More rape victims reporting coercive control after radio interview by Clodagh's mum
The moving testimony of Clodagh Hawe's family on coercive control has led to an increasing number of sexual assault and rape survivors revealing that they too have been victims of this crime.
Clodagh's mother Mary Coll and her sister Jacqueline Connolly gave a powerful interview on 'Claire Byrne Live' on RTÉ in February, a month after legislation made coercive control an offence.
Ms Hawe (39) was murdered along with her children, Liam (13), Niall (11) and Ryan (6), by her husband Alan Hawe (40) on August 29, 2016, at their home near Ballyjamesduff, Co Cavan. The killer then took his own life.
In that watershed interview, Ms Coll said: "There was a control element... he had this silent presence.

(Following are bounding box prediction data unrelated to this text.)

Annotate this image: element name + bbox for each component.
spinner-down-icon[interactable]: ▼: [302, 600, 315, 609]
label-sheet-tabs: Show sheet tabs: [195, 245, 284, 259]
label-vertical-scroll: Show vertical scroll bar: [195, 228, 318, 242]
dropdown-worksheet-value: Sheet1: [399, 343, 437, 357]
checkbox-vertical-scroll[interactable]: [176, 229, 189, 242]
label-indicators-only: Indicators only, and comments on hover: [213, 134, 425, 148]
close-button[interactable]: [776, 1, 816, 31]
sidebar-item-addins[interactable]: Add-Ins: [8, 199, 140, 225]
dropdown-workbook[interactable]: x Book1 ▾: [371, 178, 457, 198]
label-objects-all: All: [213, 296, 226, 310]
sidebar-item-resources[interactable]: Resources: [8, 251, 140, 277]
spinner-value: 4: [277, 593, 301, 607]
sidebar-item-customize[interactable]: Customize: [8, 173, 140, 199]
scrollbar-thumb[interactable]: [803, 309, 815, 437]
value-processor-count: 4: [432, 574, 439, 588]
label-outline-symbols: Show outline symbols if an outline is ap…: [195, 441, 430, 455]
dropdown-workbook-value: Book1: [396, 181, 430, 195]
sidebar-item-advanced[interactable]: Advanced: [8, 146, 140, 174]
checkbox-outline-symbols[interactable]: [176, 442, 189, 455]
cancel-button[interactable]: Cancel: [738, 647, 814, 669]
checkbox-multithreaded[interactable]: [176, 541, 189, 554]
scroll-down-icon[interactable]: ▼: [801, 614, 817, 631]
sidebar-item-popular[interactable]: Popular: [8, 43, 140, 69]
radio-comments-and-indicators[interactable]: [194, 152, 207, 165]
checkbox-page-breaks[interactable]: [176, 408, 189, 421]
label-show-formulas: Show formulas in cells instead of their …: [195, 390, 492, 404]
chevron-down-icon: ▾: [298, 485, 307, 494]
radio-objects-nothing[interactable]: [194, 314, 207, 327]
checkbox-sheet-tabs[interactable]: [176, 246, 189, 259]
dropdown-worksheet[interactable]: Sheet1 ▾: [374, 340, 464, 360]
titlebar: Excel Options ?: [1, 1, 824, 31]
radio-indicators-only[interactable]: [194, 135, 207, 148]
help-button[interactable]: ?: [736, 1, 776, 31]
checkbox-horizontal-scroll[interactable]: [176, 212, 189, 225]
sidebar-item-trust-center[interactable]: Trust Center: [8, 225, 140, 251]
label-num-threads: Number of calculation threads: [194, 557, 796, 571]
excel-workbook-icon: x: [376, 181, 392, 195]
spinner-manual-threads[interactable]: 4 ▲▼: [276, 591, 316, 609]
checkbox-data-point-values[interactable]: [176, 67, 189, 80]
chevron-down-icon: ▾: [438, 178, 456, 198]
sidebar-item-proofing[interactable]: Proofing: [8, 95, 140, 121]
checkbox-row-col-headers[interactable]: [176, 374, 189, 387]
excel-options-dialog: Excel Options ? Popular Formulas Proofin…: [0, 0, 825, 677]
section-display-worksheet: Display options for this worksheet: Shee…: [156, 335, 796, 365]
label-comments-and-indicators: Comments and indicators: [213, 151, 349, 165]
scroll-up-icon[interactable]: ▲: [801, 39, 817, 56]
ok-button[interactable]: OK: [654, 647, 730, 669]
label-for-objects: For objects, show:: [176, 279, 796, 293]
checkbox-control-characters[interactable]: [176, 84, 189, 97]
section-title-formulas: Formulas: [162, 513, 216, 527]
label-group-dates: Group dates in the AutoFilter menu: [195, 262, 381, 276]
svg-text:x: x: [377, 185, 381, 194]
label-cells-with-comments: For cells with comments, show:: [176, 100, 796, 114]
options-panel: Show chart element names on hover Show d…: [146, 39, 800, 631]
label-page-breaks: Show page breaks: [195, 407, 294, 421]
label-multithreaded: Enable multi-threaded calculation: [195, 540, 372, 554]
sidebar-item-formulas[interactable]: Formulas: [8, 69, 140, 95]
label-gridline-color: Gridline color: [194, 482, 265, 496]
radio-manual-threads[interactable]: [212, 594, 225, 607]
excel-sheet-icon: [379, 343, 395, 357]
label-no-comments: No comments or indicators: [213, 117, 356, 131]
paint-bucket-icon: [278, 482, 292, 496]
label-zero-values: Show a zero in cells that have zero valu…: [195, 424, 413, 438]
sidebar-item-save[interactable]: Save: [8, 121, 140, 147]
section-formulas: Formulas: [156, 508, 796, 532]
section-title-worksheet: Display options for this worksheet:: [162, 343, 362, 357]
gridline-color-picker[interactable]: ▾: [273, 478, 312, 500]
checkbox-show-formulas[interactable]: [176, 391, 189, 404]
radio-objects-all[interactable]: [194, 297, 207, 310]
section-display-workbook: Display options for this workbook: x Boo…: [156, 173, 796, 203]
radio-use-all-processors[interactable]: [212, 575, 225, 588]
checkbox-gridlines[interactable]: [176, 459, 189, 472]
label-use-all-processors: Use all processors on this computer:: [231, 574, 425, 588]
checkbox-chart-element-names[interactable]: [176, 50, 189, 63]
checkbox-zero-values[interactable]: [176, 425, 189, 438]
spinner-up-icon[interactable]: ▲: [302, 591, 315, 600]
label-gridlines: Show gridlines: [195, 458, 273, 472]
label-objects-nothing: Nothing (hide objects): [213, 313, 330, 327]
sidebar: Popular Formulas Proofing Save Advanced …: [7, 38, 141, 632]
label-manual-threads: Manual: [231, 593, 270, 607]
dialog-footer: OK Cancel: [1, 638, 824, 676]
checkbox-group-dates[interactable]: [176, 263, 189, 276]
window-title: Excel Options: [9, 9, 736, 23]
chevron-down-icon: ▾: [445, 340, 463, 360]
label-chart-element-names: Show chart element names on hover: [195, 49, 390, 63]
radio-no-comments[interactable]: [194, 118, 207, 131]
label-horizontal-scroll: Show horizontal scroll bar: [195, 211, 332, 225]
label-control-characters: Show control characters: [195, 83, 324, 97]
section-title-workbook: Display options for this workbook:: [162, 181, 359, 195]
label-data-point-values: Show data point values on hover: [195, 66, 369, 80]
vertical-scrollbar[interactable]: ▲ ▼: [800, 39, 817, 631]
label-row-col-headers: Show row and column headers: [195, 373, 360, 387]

He could stand five foot away but you would know that he was in control."
Since that interview and since the law was introduced in January making coercive control a criminal offence, more callers to the Dublin Rape Crisis Centre (DRCC) have reported they have been subjected to such control.
Chief executive of the centre, Noeline Blackwell, told the Irish Independent: "Regarding calls in relation to sex offences, definitely for many of the callers, they are victims of coercive control.
"When we look at rape cases, we do get calls on coercive control and this is so firmly in the context of domestic violence.
"But given we are only at the end of April, it will take time to build up evidence and cases for the people saying they are victims of coercive control," she added.
Ms Blackwell said right up until the legislation was introduced in January, survivors had realised they were suffering as a result of control but it could not be pinned down as a crime.
Now, under the Domestic Violence Act 2018, a pattern of intimidation or humiliation involving psychological or emotional abuse is an offence.
Meanwhile, Ms Blackwell welcomed an additional €1.5m in funding for services supporting domestic and sexual violence survivors.
The funds, from the Department of Children and Youth Affairs, represented a 10pc increase in funding for the DRCC, Ms Blackwell said.
However, Cliona Saidléar, executive director of the Rape Crisis Network Ireland, said she believed some facilities may actually have witnessed "cuts" in their funding.
"We're not clear if Minister Zappone's announcement does not constitute a funding cut," she told the Irish Independent.
"The minister's announcement was out of the blue, no one was consulted and we don't know what it means for each centre."
A Tusla spokesman told the Irish Independent the minister's funding announcement was "in addition to the funding already being provided by Tusla".
A department spokesman said: "The 10pc increase in core funding to the 16 rape crisis centres in 2019 is based on the previous core funding provided to these centres in 2016."